DESCONSTRUÇÃO >> Carla Dias >>


É um engasgo dos mais engasgados que já sentiu.

Está ali, olhar fixo no dele, aquele que passou a vida a cortejá-la em silêncio. Sabe como? Com os lábios secos, pelos eriçados, olhar que já encontrou o alvo dos primeiros toques, eles que nunca aconteceram. Foram calados pela espera. E ela foi corrosiva, imperdoável, rancorosa.

Agora, ali estão: sentados um de cara com o outro, à mesinha capenga do bar da Dona Odete.

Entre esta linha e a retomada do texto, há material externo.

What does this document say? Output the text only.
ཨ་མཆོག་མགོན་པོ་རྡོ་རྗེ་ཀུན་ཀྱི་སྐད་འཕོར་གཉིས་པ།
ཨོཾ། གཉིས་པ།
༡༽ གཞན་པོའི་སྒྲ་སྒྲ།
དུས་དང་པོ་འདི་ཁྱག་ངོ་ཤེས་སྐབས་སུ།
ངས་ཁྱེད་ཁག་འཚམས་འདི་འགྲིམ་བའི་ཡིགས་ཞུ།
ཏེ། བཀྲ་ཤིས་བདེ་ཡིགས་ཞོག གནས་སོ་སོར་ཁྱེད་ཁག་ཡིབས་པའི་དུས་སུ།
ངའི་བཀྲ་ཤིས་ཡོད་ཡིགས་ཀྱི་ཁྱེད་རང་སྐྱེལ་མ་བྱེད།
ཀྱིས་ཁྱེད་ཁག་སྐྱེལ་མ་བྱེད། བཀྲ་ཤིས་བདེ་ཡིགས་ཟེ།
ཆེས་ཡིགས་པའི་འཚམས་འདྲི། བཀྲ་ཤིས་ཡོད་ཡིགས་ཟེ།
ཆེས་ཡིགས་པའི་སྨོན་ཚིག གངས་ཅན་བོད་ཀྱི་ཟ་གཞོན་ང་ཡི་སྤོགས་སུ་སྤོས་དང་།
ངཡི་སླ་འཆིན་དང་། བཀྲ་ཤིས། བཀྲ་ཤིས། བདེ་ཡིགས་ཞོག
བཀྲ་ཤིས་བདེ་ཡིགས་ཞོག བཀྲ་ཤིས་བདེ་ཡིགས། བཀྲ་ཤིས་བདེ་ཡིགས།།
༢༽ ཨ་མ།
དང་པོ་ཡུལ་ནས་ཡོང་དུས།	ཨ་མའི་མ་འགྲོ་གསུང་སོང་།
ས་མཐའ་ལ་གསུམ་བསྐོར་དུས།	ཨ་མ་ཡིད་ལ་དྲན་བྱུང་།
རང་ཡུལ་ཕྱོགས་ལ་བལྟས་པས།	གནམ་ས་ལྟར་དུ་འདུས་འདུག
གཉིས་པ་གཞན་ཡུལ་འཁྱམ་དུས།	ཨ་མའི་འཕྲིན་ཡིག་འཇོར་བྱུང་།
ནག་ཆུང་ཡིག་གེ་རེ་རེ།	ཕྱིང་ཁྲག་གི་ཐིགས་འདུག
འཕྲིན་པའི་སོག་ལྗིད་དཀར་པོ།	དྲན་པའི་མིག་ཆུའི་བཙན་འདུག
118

Entre eles, cerveja e suco de caju, mais uns petiscos que não a interessam em nada.

Ele ainda olha para ela daquele jeito profundo, cativante e, em tom de desnudamento, de fazer muitas corarem. Não ela. Não mais.  Ela dá de ombros, explicitando o desapontamento empoçado em seu espírito que, por tanto tempo, sentiu-se pronto para aceitá-lo.

Agora, sente-se antiga demais para tal aventura.

Então, que desengasga e engata um “não”. Ele murcha, como ela costumava murchar a cada vez que eles se despediam sem que ele pedisse para ela ficar.

Ela sorri, infeliz.

Imagem: Sous les Oliviers, Coquetterie © Francis Picabia

carladias.com

Comentários

Anônimo disse…
"... mesinha capenga do bar da dona Odete." Onde, que beco, que rua mixuruca, será que fica este bar da dona Odete?

Genial!

Abraços,
Enio
Carla Dias disse…
Ah, Enio, o bar da Dona odete fica no instante da contemplação pré desfecho inesperado. Beijo!